Tolkien Gleanings #28

Tolkien Gleanings #28

* Newly and freely online in 2022, the 2014 Australian PhD thesis Imagined worlds: the role of dreams, space and the supernatural in the evolution of Victorian fantasy. The new…

“concept of hyperspace was a fundamental and sustained aspect of the British imagination” [and its deep and serious exploration then contributed to fantasy’s acceptance as] “an appropriate vehicle through which to explore the possibilities and conditions of other worlds”.

As in his medievalism, Tolkien’s thinking on time and dreams must have been entangled with this stream of culture. We have to remember that Victorian ‘reconstructed’ medievalism and proto-fantasy had a profound effect on many of Tolkien’s teachers, and later on various Edwardian youngsters (such as himself) who re-discovered it. There was also a later vogue for the old heroic romances among the more romantic soldiers who fought in the First World War, and I would imagine that some of the scientific romances (e.g. the early Wells) also had a re-reading at that time.

* In the Mail this week, a short article on a frosty walk in the Cotswold uplands. The writer goes “Following in the footsteps of C.S. Lewis and J.R.R. Tolkien”

“It was the winter of 1945. They’d travelled with a group of friends from Oxford, where both were dons, to have a ‘Victory Dinner’ at The Bull Inn in Fairford to mark the end of the Second World War, and spend a few days on their passions: beer and talking.”

Also walking, pre-Christmas 1945. The backdrop to this was war-time food rationing and overwork and exhaustion by the war’s end. Tolkien’s health and home-life were both affected and imminent for Tolkien, when at Fairford, was a doctor-ordered “restcure”. The Chronology has “after Christmas his health gives way”. But by the following 2nd April 1946 a friend noted of him… “Tollers [Tolkien] looking wonderfully improved by his restcure at Stonyhurst” (from The Diaries of Major Warren Hamilton Lewis, 1982).

This comment adds a bit more to the ongoing mini-saga of Stonyhurst, recently mentioned several times in Tolkien Gleanings. Tolkien “stayed at a guest house in the grounds” and the guest-register shows him there “21st March to 1st April 1946”, which helps confirm the above diary entry about the “restcure” he took there. It’s strange, how seemingly unconnected bits of news can link up like that. So it can now be seen that it wasn’t just any old short break with his son at Stonyhurst. Rather it was a vital attempt at recovering his health and equilibrium, at a very difficult time both personally, creatively and nationally.

* In 2020 Christopher Armitage remembered how J.R.R. Tolkien and C.S. Lewis influenced his 53-year academic career”. In the early 1950s Tolkien’s…

“lectures were always full of students [despite his being hard to hear if one was sat on the back-row. He was approachable…] Class had ended after discussing the medieval romance Sir Gawain and the Green Knight. “There is a refrain in that poem when characters say ‘barlay may’” Armitage said. “It’s from French, ‘parlez moi’ anglicized, and used when you’re calling for a power play or a comment. So the action is suspended.” He told Tolkien that he and childhood friends used the expression ‘barley me‘ to ask for a time-out while playing soccer or cricket in their neighbourhood street. “Tolkien was quite fascinated and asked where we played games, and I explained to him it was where I grew up in Sale, Cheshire [now south Manchester], the county south of Lancashire” Armitage said. Jotting the expression in a notebook, Tolkien insisted that Armitage provide the street address. Armitage does not know if Tolkien used the reference in a scholarly work.
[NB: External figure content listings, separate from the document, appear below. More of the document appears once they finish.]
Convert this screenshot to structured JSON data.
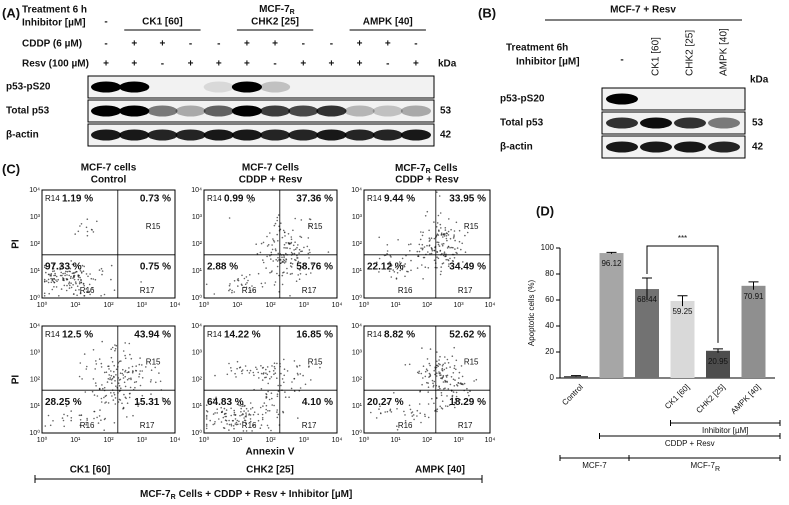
{
  "panel_a": {
    "label": "(A)",
    "treatment": "Treatment 6 h",
    "inhibitor": "Inhibitor [µM]",
    "control_mark": "-",
    "groups": [
      "CK1 [60]",
      "CHK2 [25]",
      "AMPK [40]"
    ],
    "cell_line": {
      "text": "MCF-7",
      "sub": "R"
    },
    "rows": [
      {
        "label": "CDDP (6 µM)",
        "signs": [
          "-",
          "+",
          "+",
          "-",
          "-",
          "+",
          "+",
          "-",
          "-",
          "+",
          "+",
          "-"
        ]
      },
      {
        "label": "Resv (100 µM)",
        "signs": [
          "+",
          "+",
          "-",
          "+",
          "+",
          "+",
          "-",
          "+",
          "+",
          "+",
          "-",
          "+"
        ]
      }
    ],
    "kda_header": "kDa",
    "blots": [
      {
        "label": "p53-pS20"
      },
      {
        "label": "Total p53",
        "kda": "53"
      },
      {
        "label": "β-actin",
        "kda": "42"
      }
    ]
  },
  "panel_b": {
    "label": "(B)",
    "header": "MCF-7 + Resv",
    "treatment": "Treatment 6h",
    "inhibitor": "Inhibitor [µM]",
    "lanes": [
      "-",
      "CK1 [60]",
      "CHK2 [25]",
      "AMPK [40]"
    ],
    "kda_header": "kDa",
    "blots": [
      {
        "label": "p53-pS20"
      },
      {
        "label": "Total p53",
        "kda": "53"
      },
      {
        "label": "β-actin",
        "kda": "42"
      }
    ]
  },
  "panel_c": {
    "label": "(C)",
    "y_label": "PI",
    "x_label": "Annexin V",
    "axis_ticks": [
      "10⁰",
      "10¹",
      "10²",
      "10³",
      "10⁴"
    ],
    "regions": [
      "R14",
      "R15",
      "R16",
      "R17"
    ],
    "plots": [
      {
        "title": {
          "line1": "MCF-7 cells",
          "line2": "Control"
        },
        "quadrants": [
          "1.19 %",
          "0.73 %",
          "97.33 %",
          "0.75 %"
        ]
      },
      {
        "title": {
          "line1": "MCF-7 Cells",
          "line2": "CDDP + Resv"
        },
        "quadrants": [
          "0.99 %",
          "37.36 %",
          "2.88 %",
          "58.76 %"
        ]
      },
      {
        "title": {
          "line1": {
            "text": "MCF-7",
            "sub": "R",
            "rest": "Cells"
          },
          "line2": "CDDP + Resv"
        },
        "quadrants": [
          "9.44 %",
          "33.95 %",
          "22.12 %",
          "34.49 %"
        ]
      },
      {
        "quadrants": [
          "12.5 %",
          "43.94 %",
          "28.25 %",
          "15.31 %"
        ]
      },
      {
        "quadrants": [
          "14.22 %",
          "16.85 %",
          "64.83 %",
          "4.10 %"
        ]
      },
      {
        "quadrants": [
          "8.82 %",
          "52.62 %",
          "20.27 %",
          "18.29 %"
        ]
      }
    ],
    "groups": [
      "CK1 [60]",
      "CHK2 [25]",
      "AMPK [40]"
    ],
    "footer": {
      "text": "MCF-7",
      "sub": "R",
      "rest": "Cells + CDDP + Resv + Inhibitor [µM]"
    }
  },
  "chart_data": {
    "type": "bar",
    "panel_label": "(D)",
    "y_label": "Apoptotic cells (%)",
    "categories": [
      "Control",
      null,
      null,
      "CK1 [60]",
      "CHK2 [25]",
      "AMPK [40]"
    ],
    "values": [
      1.5,
      96.12,
      68.44,
      59.25,
      20.95,
      70.91
    ],
    "value_labels": [
      null,
      "96.12",
      "68.44",
      "59.25",
      "20.95",
      "70.91"
    ],
    "errors": [
      0.3,
      0.5,
      8.5,
      4,
      1.5,
      3
    ],
    "colors": [
      "#555555",
      "#a6a6a6",
      "#727272",
      "#d9d9d9",
      "#4d4d4d",
      "#8f8f8f"
    ],
    "ylim": [
      0,
      100
    ],
    "yticks": [
      0,
      20,
      40,
      60,
      80,
      100
    ],
    "annotation": "***",
    "groups": [
      {
        "label": "Inhibitor [µM]"
      },
      {
        "label": "CDDP + Resv"
      },
      {
        "label": "MCF-7"
      },
      {
        "label": {
          "text": "MCF-7",
          "sub": "R"
        }
      }
    ]
  }
}
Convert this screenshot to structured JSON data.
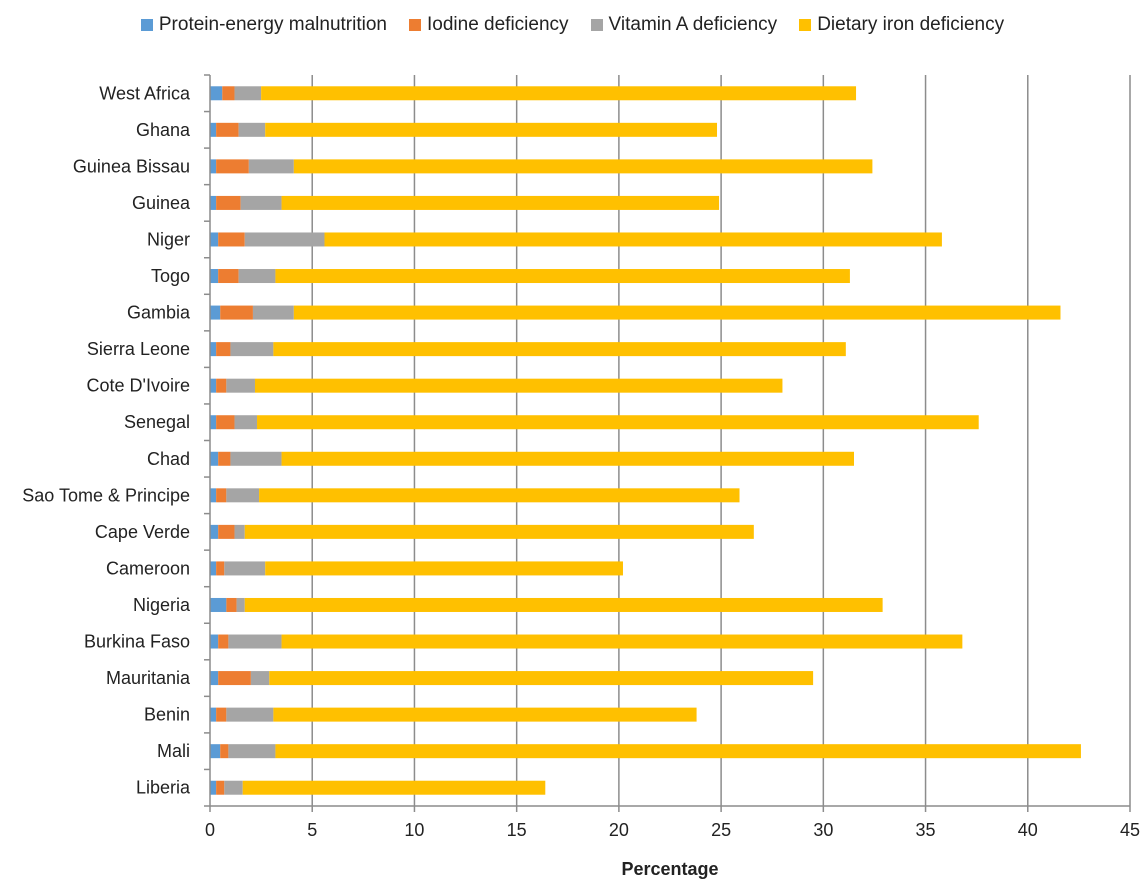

Yes, I see the old dialect books confirm ‘barley me’ as a Cheshire saying. This must then be a relative of the Birmingham ‘bagsy me’. The first child who thinks to make such a bagsy statement effectively suspends any tedious and play-delaying squabble, by claiming the right to ‘go first’ in a game. Or to be the first to try a new toy, be first in the bath, to get the front rather than rear seat in a car, or get the first sausage out of the pan, etc. It might also excuse one from starting a game as IT, as in “bagsy not IT” just before a playground game of tag.

Armitage’s reminiscence also shows that in the early 1950s Tolkien was still conveying the idea of Gawain being ‘of Lancashire’ rather than (as we now know) further south in North Staffordshire. Even though Mabel Day, who Tolkien knew at this time via his involvement with the Early English Text Society and her editing of Sir Israel Gollancz’s Gawain, had in 1940 publicly and prominently suggested Wetton Mill in North Staffordshire. Day had followed Serjeantson’s 1927 suggestion of “the western part of Derbyshire” (adjacent North Staffordshire) as the home of the Gawain-poet, and Bertram Colgrave’s 1938 suggestion of North Staffordshire as a location for Gawain’s Green Chapel.

* And finally, ticket booking for The Tolkien Society’s Oxonmoot 2023 is now open, with an Early Bird discount available into February.